Second Prize ($125) to " Elwin " Of East Aurora, New York, for his one-panel cartoon "John the Baptist." Said Benson: "Its unapologetically irreverent message drives the point home. John the Baptist using a dunk tank to immerse a nervous-looking membership candidate is absolutely hilarious, as it subtly jabs at the immense pressure put on people to fall in line and join the flock. I laughed out loud!"
Third Prize ($75) to Angelo Lopez of Sunnyvale, California, for his poster-style cartoon "Christian Fundamentalism." Commented Benson: "The 'Good Book' headlock on healthy brain activity is simply and powerfully portrayed in this cartoon. The zombie-eyed stare of the true believer is particularly appropriate. Vise job!"

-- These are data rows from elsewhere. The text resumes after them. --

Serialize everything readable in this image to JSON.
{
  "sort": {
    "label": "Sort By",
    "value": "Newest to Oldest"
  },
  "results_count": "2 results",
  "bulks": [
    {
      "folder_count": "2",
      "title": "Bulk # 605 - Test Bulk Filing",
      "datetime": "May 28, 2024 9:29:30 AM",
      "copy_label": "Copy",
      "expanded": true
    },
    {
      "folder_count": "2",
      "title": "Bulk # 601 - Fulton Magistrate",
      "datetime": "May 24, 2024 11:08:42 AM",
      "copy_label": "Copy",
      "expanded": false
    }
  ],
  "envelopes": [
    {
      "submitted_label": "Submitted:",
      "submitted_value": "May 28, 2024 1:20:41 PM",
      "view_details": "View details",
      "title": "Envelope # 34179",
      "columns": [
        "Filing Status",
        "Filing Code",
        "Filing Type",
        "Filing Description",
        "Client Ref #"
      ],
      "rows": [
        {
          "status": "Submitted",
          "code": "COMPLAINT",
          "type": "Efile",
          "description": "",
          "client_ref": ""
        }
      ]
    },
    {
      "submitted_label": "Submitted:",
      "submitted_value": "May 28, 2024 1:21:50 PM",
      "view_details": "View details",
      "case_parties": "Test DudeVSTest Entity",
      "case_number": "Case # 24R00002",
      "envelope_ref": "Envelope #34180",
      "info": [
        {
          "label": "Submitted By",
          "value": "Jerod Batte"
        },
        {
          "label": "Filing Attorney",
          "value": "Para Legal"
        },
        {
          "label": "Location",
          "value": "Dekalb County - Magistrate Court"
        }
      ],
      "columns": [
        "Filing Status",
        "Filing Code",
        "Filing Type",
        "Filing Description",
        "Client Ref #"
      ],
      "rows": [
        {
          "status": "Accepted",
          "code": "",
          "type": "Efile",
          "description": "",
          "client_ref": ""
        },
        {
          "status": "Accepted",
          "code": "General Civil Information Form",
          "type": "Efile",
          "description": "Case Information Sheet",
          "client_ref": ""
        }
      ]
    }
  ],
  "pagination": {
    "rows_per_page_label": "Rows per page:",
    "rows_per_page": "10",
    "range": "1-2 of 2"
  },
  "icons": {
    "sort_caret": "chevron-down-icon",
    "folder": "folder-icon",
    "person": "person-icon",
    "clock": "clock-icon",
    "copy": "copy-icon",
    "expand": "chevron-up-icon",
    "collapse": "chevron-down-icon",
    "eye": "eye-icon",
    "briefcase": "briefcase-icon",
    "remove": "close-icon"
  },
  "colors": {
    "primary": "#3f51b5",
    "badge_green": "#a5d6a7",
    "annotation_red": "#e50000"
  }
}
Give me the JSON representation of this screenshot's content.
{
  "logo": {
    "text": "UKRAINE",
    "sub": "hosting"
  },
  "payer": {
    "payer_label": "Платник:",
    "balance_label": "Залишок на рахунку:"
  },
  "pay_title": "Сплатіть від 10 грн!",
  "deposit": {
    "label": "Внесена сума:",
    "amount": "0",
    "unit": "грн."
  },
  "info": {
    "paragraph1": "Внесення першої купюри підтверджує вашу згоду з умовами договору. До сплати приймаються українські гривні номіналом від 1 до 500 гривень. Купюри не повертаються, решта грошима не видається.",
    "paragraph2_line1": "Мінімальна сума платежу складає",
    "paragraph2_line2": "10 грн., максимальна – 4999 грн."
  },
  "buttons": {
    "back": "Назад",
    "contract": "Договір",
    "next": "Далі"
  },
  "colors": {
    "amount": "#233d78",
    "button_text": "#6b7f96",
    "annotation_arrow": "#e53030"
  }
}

In addition, the editors wish to recognize the work of professional cartoonist Donna Barstow of Los Angeles, California, whose work was ineligible under the original rules for the Professional category but would have been eligible under the revised rules adopted in February 2010. Ms. Barstow has been granted the Editors' Award in recognition of her two entries "Aliens" and "Grace."
The Council for Secular Humanism, publisher of FREE INQUIRY magazine, sponsored the Free Expression Cartoon Contest in support of the Campaign for Free Expression, an ongoing project of the Center for Inquiry to focus efforts and attention on one of the most crucial components of freethought: the right of individuals to express their viewpoints, opinions, and beliefs about all subjects-especially religion. "As the great Danish cartoon controversy of 2005 and 2006 showed," said FREE INQUIRY editor Tom Flynn, "few media can speak so eloquently—or so pointedly—on sensitive topics as a cartoon."
Professional-category prizes were underwritten by a generous grant from the Andrew Norman Foundation.